Primary care wants to help with service redesign, but needs support programmes at a time of intense pressure, said Dr Robert Varnham, head of general practice development at NHS England this morning.

Speaking at the Commissioning Live event in Birmingham, he said that if CCGs want people to be redesigning services the good news is that general practice is "really up for it" despite the amazing pressure they are currently under, but commissioners need to change the way they ask GPs to help and how they support them.

Instead of saying to general practice "here's an incentive, get on with it," Varnham said that, to commission for the future, commissioners must ask, "Can you be accountable for reducing these specific outcomes, and we'll give you the money and resouces to make that happen".

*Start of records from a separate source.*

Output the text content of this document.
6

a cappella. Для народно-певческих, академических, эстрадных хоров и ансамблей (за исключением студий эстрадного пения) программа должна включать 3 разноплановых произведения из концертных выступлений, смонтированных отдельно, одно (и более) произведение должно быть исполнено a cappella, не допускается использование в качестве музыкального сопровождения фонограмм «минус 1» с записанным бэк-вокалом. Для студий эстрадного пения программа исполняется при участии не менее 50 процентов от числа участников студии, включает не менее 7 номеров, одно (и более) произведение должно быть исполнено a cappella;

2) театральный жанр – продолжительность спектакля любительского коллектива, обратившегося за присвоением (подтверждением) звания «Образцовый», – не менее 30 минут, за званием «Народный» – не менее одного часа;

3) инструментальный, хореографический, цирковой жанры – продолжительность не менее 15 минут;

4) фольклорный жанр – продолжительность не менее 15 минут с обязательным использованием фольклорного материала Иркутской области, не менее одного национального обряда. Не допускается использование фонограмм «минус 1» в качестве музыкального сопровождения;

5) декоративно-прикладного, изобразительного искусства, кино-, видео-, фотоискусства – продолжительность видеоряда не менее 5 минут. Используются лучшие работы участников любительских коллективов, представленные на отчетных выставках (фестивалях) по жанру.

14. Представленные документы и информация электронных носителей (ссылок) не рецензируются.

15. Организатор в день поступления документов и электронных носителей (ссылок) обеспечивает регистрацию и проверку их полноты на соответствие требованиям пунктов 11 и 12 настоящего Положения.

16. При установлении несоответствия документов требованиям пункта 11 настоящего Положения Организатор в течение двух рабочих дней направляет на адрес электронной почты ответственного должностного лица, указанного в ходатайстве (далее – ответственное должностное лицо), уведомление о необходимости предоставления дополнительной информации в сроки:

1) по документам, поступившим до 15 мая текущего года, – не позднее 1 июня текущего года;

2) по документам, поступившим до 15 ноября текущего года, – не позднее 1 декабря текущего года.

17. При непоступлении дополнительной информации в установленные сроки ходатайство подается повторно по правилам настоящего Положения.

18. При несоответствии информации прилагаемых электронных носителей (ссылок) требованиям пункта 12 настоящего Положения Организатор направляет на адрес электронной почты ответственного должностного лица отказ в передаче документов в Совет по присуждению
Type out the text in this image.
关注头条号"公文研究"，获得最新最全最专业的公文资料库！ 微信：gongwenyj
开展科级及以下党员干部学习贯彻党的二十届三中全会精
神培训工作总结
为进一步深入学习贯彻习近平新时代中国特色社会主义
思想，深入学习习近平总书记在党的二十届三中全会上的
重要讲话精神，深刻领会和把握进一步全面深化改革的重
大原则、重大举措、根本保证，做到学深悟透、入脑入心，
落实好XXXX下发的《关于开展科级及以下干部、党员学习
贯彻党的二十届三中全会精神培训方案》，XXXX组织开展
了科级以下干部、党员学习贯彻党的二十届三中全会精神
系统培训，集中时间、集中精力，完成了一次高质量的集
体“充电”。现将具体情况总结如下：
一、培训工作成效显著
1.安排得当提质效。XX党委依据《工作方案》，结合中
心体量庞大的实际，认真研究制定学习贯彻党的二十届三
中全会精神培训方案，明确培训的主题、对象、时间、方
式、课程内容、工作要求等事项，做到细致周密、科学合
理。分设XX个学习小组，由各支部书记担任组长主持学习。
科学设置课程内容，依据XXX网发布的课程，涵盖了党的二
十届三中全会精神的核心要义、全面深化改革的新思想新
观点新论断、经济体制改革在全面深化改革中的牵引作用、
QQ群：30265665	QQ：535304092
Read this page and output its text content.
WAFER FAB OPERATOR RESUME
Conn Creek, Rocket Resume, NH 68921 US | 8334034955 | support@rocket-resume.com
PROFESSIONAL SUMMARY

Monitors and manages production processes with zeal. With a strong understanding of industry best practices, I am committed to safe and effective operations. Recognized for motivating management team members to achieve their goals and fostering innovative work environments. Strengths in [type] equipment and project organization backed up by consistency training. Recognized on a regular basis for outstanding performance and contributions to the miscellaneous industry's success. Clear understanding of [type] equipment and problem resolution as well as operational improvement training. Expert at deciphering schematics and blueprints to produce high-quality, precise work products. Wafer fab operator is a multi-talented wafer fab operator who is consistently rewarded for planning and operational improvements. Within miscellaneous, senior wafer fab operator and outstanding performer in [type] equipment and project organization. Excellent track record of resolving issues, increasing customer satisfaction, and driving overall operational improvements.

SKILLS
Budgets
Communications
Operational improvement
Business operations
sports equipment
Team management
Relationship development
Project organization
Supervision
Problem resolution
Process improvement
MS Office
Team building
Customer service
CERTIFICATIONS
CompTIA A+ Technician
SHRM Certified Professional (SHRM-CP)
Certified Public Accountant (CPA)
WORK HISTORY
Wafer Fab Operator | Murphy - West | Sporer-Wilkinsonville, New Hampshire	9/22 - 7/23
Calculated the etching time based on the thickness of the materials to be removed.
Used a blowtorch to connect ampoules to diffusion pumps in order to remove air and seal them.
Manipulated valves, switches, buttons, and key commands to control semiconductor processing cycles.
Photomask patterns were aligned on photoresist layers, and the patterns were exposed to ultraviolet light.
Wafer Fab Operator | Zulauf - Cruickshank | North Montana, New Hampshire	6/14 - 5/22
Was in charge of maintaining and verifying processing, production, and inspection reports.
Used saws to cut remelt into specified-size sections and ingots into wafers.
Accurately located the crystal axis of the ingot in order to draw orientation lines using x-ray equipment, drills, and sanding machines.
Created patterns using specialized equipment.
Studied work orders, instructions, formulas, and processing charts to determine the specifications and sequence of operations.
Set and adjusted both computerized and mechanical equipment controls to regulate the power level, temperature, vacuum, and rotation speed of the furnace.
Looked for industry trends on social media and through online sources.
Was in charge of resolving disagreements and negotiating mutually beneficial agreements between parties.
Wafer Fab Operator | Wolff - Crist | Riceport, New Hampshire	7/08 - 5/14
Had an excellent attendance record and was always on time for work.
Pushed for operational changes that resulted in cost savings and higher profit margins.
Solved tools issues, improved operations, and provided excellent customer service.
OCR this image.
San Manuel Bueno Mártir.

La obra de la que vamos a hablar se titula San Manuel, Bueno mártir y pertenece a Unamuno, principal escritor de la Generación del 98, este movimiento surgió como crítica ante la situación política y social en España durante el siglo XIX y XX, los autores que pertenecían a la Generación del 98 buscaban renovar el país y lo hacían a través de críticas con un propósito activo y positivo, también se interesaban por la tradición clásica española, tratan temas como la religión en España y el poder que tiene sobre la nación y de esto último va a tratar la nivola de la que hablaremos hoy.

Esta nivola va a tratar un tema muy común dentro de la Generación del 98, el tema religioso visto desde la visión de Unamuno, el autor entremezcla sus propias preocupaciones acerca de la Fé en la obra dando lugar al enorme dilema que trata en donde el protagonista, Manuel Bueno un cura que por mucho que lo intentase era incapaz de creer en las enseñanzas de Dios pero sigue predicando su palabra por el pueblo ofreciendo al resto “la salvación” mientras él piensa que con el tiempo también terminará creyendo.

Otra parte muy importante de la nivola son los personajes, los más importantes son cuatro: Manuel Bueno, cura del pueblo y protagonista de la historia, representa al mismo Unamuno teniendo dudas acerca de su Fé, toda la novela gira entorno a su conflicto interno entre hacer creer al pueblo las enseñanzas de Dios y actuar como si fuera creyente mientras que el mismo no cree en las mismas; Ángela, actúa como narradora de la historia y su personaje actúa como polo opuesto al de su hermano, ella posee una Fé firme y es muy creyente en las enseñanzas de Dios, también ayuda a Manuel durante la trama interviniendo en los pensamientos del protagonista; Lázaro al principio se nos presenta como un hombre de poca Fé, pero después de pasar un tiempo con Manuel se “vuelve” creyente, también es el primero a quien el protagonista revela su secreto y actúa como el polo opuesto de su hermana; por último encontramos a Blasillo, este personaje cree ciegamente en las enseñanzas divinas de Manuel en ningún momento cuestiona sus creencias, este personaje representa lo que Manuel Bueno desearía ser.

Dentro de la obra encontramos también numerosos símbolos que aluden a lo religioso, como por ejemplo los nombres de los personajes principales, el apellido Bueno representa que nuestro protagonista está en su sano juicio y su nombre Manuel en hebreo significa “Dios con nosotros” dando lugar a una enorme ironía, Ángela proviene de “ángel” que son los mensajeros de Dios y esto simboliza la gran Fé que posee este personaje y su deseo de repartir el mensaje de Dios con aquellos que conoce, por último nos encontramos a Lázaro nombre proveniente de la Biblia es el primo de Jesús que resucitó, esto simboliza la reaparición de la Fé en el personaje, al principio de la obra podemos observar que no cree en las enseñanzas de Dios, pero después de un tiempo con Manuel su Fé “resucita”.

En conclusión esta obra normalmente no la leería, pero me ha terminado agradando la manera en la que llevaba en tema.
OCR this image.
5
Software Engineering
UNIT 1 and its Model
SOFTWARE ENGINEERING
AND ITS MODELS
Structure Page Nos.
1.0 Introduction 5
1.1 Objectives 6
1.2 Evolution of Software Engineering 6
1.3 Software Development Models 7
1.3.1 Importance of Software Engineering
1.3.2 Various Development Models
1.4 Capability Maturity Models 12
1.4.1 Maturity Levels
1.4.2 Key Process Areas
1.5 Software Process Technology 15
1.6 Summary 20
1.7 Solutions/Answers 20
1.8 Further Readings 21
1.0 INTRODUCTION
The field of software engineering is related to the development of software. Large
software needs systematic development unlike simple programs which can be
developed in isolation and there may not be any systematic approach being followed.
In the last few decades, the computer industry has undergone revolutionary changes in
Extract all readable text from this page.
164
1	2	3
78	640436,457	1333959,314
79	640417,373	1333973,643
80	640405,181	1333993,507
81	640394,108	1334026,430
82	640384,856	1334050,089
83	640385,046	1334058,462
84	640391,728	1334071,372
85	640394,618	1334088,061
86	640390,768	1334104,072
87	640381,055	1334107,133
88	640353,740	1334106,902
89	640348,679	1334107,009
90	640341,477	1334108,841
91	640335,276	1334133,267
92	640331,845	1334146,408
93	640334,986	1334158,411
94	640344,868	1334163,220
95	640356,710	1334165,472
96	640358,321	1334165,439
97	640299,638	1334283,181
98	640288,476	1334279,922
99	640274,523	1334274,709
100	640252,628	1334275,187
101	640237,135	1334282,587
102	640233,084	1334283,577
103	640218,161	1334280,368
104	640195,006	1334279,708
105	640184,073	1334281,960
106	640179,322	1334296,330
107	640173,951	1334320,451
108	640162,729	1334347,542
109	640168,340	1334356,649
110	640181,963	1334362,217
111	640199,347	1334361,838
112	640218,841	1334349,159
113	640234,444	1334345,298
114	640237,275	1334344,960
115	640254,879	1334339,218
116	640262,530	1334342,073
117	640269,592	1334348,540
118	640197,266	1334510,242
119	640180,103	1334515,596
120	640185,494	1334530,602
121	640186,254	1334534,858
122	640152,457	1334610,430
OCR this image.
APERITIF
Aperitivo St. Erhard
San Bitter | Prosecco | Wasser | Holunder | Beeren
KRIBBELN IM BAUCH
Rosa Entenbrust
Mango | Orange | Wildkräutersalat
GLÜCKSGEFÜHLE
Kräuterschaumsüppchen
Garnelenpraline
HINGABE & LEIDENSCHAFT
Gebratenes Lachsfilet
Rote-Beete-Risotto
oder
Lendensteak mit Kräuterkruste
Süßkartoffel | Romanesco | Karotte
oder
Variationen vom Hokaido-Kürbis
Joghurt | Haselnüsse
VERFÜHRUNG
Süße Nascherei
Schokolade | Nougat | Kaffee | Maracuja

"Think about people who are so busy chopping down a tree that they don't have time to sharpen their axe, which is where general practice is right now. There are things that would make a massive difference to your providers, not just to help with the pressure, but also to help with the opportunity and to do something transformative to help primary care fulfill its potential," he said.

CCG's need to build their leadership cohort, build the capabilities for business intelligence and quality improvement. This can be done by providing a bit of service redesign support to help people measure things then make sense of what they're measuring, bearing in mind long-term goals, he said. 

"General practice isn't dead it's really up for this, but you can't expect people to do it in their 'spare time', because people who don't get home until 8 or 9 at night don't have any spare time. If you want them to do this work, pay for it. We do rather expect people to make things happen just by working faster, or working harder, or staying later, and general practice has done a lot of that over the last 15 years," he said.